Onderzoek van de zaak
Dit vonnis is gewezen naar aanleiding van het onderzoek op de terechtzitting van 26 mei 2009.
De tenlastelegging
Aan verdachte is ten laste gelegd dat:
hij op of omstreeks 12 januari 2009 te Hierden, gemeente Harderwijk,
tezamen en in vereniging met een ander of anderen, althans alleen,
met het oogmerk van wederrechtelijke toeëigening heeft weggenomen 5.940 euro,
althans enig geldbedrag,in elk geval enig goed, geheel of ten dele
toebehorende aan Sauna en Beauty Resort de Zwaluwhoeve, in elk geval aan een
ander of anderen dan aan verdachte en/of zijn mededader(s),
welke diefstal werd voorafgegaan en/of vergezeld en/of gevolgd van geweld
en/of bedreiging met geweld tegen [slachtoffer],gepleegd met het oogmerk om
die diefstal voor te bereiden en/of gemakkelijk te maken en/of om bij
betrapping op heterdaad aan zichzelf en/of aan (een) andere deelnemer(s) aan
voormeld misdrijf de vlucht mogelijk te maken, en/of het bezit van het
gestolene te verzekeren,
welk geweld en/of welke bedreiging met geweld hierin bestond(en) dat verdachte
en/of één of meer van zijn mededaders
- een bivakmuts droeg(en) en/of
- een vuurwapen, althans een op een vuurwapen gelijkend voorwerp
(met gestrekte arm) op voornoemde [slachtoffer] heeft/hebben gericht en/of
- die [slachtoffer] (daarbij) dreigend de woorden heeft/hebben toegevoegd
"Geld nu, nu" althans woorden van gelijke aard of strekking en/of
- bij voornoemde [slachtoffer] een sealbag/afstortzakje gevuld met geld uit de
handen heeft/hebben gerukt en/of
- van de auto van voornoemde [slachtoffer] een band heeft/hebben lekgestoken en/of
- van de auto van het [beveiligingsbedrijf] een band heeft/hebben
lekgestoken.
Overwegingen ten aanzien van het bewijs1
A. Inleiding
Op maandag 12 januari 2009 tussen 23.00 en 23.05 uur vond een diefstal met geweld plaats nabij de vestiging van de Rabobank aan de Ruimelsweg te Hierden, gemeente Harderwijk. Een medewerkster van De Zwaluwhoeve (Sauna & Beauty Resort) was tezamen met een beveiligingsmedewerker voornemens de dagopbrengst te storten bij de bank. Door een man met bivakmuts werd onder bedreiging met een vuurwapen een sealbag met daarin de dagopbrengst van de medewerkster afgenomen. Een tweede persoon met bivakmuts heeft banden van de twee auto's van de medewerkster van De Zwaluwhoeve en de beveiligingsmedewerker lek gestoken.

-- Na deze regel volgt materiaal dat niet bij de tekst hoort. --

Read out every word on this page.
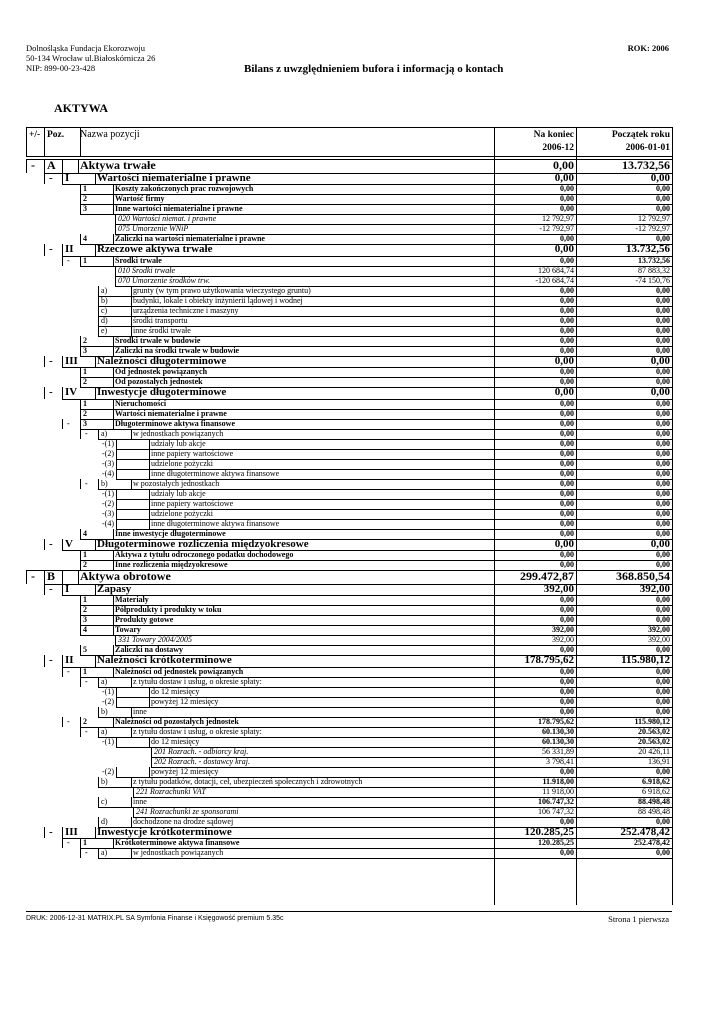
Dolnośląska Fundacja Ekorozwoju
50-134 Wrocław ul.Białoskórnicza 26
NIP: 899-00-23-428
ROK: 2006
Bilans z uwzględnieniem bufora i informacją o kontach
AKTYWA
+/- Poz. Nazwa pozycji	Na koniec
2006-12
Początek roku
2006-01-01
- A Aktywa trwałe	0,00	13.732,56
- I	Wartości niematerialne i prawne	0,00	0,00
1	Koszty zakończonych prac rozwojowych	0,00	0,00
2	Wartość firmy	0,00	0,00
3	Inne wartości niematerialne i prawne	0,00	0,00
020 Wartości niemat. i prawne	12 792,97	12 792,97
075 Umorzenie WNiP	-12 792,97	-12 792,97
4	Zaliczki na wartości niematerialne i prawne	0,00	0,00
- II Rzeczowe aktywa trwałe	0,00	13.732,56
- 1	Środki trwałe	0,00	13.732,56
010 Środki trwałe	120 684,74	87 883,32
070 Umorzenie środków trw.	-120 684,74	-74 150,76
a)	grunty (w tym prawo użytkowania wieczystego gruntu)	0,00	0,00
b)	budynki, lokale i obiekty inżynierii lądowej i wodnej	0,00	0,00
c)	urządzenia techniczne i maszyny	0,00	0,00
d)	środki transportu	0,00	0,00
e)	inne środki trwałe	0,00	0,00
2	Środki trwałe w budowie	0,00	0,00
3	Zaliczki na środki trwałe w budowie	0,00	0,00
- III Należności długoterminowe	0,00	0,00
1	Od jednostek powiązanych	0,00	0,00
2	Od pozostałych jednostek	0,00	0,00
- IV Inwestycje długoterminowe	0,00	0,00
1	Nieruchomości	0,00	0,00
2	Wartości niematerialne i prawne	0,00	0,00
- 3	Długoterminowe aktywa finansowe	0,00	0,00
- a)	w jednostkach powiązanych	0,00	0,00
-(1)	udziały lub akcje	0,00	0,00
-(2)	inne papiery wartościowe	0,00	0,00
-(3)	udzielone pożyczki	0,00	0,00
-(4)	inne długoterminowe aktywa finansowe	0,00	0,00
- b)	w pozostałych jednostkach	0,00	0,00
-(1)	udziały lub akcje	0,00	0,00
-(2)	inne papiery wartościowe	0,00	0,00
-(3)	udzielone pożyczki	0,00	0,00
-(4)	inne długoterminowe aktywa finansowe	0,00	0,00
4	Inne inwestycje długoterminowe	0,00	0,00
- V Długoterminowe rozliczenia międzyokresowe	0,00	0,00
1	Aktywa z tytułu odroczonego podatku dochodowego	0,00	0,00
2	Inne rozliczenia międzyokresowe	0,00	0,00
- B Aktywa obrotowe	299.472,87	368.850,54
- I	Zapasy	392,00	392,00
1	Materiały	0,00	0,00
2	Półprodukty i produkty w toku	0,00	0,00
3	Produkty gotowe	0,00	0,00
4	Towary	392,00	392,00
331 Towary 2004/2005	392,00	392,00
5	Zaliczki na dostawy	0,00	0,00
- II Należności krótkoterminowe	178.795,62	115.980,12
- 1	Należności od jednostek powiązanych	0,00	0,00
- a)	z tytułu dostaw i usług, o okresie spłaty:	0,00	0,00
-(1)	do 12 miesięcy	0,00	0,00
-(2)	powyżej 12 miesięcy	0,00	0,00
b)	inne	0,00	0,00
- 2	Należności od pozostałych jednostek	178.795,62	115.980,12
- a)	z tytułu dostaw i usług, o okresie spłaty:	60.130,30	20.563,02
-(1)	do 12 miesięcy	60.130,30	20.563,02
201 Rozrach. - odbiorcy kraj.	56 331,89	20 426,11
202 Rozrach. - dostawcy kraj.	3 798,41	136,91
-(2)	powyżej 12 miesięcy	0,00	0,00
b)	z tytułu podatków, dotacji, ceł, ubezpieczeń społecznych i zdrowotnych	11.918,00	6.918,62
221 Rozrachunki VAT	11 918,00	6 918,62
c)	inne	106.747,32	88.498,48
241 Rozrachunki ze sponsorami	106 747,32	88 498,48
d)	dochodzone na drodze sądowej	0,00	0,00
- III Inwestycje krótkoterminowe	120.285,25	252.478,42
- 1	Krótkoterminowe aktywa finansowe	120.285,25	252.478,42
- a)	w jednostkach powiązanych	0,00	0,00
DRUK: 2006-12-31 MATRIX.PL SA Symfonia Finanse i Księgowość premium 5.35c	Strona 1 pierwsza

Vanaf 19 januari 2009 heeft - naar achteraf uit onderzoek is gebleken - [naam1] telefonisch contact opgenomen met de directie van De Zwaluwhoeve met de mededeling dat hij tegen betaling informatie over de betreffende overval wilde verschaffen. Ook heeft [naam1] ten overstaan van de politie gemeld dat hij wist wie de dader van de genoemde overval is. Hij heeft de naam van ene [voornaam verdachte] genoemd, die in café [bedrijfsnaam2] te Harderwijk grof geld uitgaf.
De ouders van verdachte meldden zich op 20 januari 2009 bij de politie met het vermoeden dat hun zoon betroken was bij de overval bij de Rabobank te Hierden op 12 januari 2009.

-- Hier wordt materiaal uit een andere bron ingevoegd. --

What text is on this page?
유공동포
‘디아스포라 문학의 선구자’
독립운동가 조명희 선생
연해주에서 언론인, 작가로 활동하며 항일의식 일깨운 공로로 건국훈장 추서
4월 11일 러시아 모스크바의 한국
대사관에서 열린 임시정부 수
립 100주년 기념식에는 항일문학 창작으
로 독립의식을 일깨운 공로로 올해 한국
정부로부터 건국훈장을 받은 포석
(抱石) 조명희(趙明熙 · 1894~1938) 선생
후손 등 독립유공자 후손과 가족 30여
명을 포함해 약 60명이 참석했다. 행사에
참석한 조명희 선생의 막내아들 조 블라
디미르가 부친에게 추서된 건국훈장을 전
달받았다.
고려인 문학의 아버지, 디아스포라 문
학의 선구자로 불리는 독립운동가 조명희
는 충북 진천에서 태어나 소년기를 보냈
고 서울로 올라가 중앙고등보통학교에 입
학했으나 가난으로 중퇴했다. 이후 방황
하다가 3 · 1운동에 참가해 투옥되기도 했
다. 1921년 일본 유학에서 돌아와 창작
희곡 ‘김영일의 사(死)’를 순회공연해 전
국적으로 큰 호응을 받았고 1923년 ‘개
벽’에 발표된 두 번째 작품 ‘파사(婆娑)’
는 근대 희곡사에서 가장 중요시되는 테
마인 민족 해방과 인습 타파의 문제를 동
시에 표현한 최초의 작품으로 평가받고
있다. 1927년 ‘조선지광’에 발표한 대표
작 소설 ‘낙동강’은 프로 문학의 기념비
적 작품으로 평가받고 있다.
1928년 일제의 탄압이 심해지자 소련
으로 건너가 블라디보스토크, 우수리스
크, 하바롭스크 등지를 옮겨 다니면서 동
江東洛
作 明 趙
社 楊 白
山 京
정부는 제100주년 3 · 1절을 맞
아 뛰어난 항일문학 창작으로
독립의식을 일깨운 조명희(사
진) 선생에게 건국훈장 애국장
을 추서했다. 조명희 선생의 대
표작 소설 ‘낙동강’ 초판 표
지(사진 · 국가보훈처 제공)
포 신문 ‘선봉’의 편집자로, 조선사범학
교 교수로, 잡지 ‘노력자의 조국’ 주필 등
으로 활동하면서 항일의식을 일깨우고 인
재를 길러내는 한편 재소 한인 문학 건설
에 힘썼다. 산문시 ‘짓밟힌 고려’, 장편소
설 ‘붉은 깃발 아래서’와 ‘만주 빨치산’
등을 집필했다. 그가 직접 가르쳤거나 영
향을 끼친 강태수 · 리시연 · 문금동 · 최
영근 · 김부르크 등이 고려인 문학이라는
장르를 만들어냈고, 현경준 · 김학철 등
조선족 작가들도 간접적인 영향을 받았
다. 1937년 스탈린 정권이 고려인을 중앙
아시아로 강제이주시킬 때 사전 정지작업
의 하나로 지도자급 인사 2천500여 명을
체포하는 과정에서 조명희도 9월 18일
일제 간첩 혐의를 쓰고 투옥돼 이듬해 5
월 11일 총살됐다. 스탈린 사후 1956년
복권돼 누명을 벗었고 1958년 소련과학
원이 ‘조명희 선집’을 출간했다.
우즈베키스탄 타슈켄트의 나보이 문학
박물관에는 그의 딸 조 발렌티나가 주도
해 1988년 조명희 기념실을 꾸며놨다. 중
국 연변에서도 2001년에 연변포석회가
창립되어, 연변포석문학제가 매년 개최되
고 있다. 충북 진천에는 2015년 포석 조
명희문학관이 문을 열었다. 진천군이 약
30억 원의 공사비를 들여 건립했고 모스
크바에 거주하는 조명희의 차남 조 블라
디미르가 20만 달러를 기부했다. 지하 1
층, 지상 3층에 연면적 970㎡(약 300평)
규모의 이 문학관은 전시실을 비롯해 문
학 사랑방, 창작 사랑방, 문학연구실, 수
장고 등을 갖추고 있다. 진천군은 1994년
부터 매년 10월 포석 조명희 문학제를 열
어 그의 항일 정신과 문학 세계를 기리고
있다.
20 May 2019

B. Standpunt van het openbaar ministerie
De officier van justitie heeft zich op het standpunt gesteld dat het feit wettig en overtuigend bewezen kan worden.

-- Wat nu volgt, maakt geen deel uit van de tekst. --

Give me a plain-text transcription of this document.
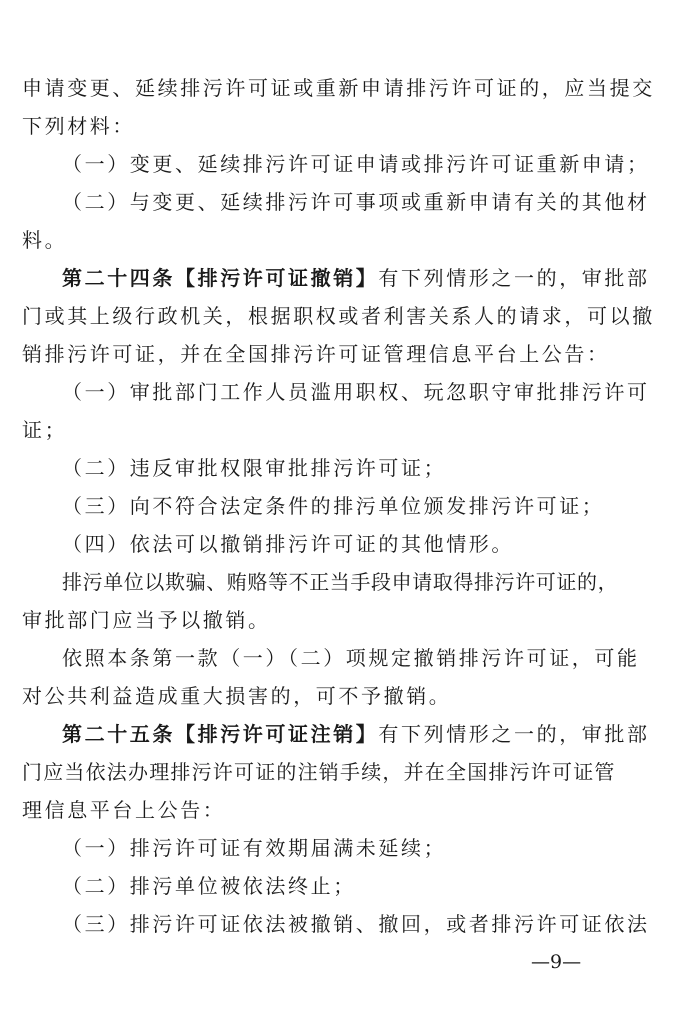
申请变更、延续排污许可证或重新申请排污许可证的，应当提交
下列材料：
（一）变更、延续排污许可证申请或排污许可证重新申请；
（二）与变更、延续排污许可事项或重新申请有关的其他材
料。
第二十四条【排污许可证撤销】有下列情形之一的，审批部
门或其上级行政机关，根据职权或者利害关系人的请求，可以撤
销排污许可证，并在全国排污许可证管理信息平台上公告：
（一）审批部门工作人员滥用职权、玩忽职守审批排污许可
证；
（二）违反审批权限审批排污许可证；
（三）向不符合法定条件的排污单位颁发排污许可证；
（四）依法可以撤销排污许可证的其他情形。
排污单位以欺骗、贿赂等不正当手段申请取得排污许可证的，
审批部门应当予以撤销。
依照本条第一款（一）（二）项规定撤销排污许可证，可能
对公共利益造成重大损害的，可不予撤销。
第二十五条【排污许可证注销】有下列情形之一的，审批部
门应当依法办理排污许可证的注销手续，并在全国排污许可证管
理信息平台上公告：
（一）排污许可证有效期届满未延续；
（二）排污单位被依法终止；
（三）排污许可证依法被撤销、撤回，或者排污许可证依法
—9—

Daartoe heeft hij onder meer betoogd dat door aangeefster en getuige [getuige1] een bivakmuts is gezien bij de overval, dat getuige [getuige2] zegt dat hij de muts van verdachte bij zich moest houden terwijl verdachte dat laatste ontkent. Ook ontkent verdachte de aanwezigheid van een bivakmuts in zijn kamer in de ouderlijke woning, waar verdachtes moeder heeft verklaard dat zij een (nieuwe) bivakmuts vond op de avond van de overval.
Voorts heeft de officier van justitie betoogd dat verdachte na de overval de beschikking had over veel geld. De vader van verdachte en enkele vrienden hebben verklaard dat verdachte niet kon sparen. Opvallend is dat de moeder van verdachte in verdachtes kamer opeens geld ontdekt, te weten 33 briefjes van € 50,-. Verdachte heeft naar zijn zeggen veel overgewerkt. Ook schaamt hij zich tegenover vrienden voor zijn spaargeld. De officier van justitie acht die verklaringen niet aannemelijk.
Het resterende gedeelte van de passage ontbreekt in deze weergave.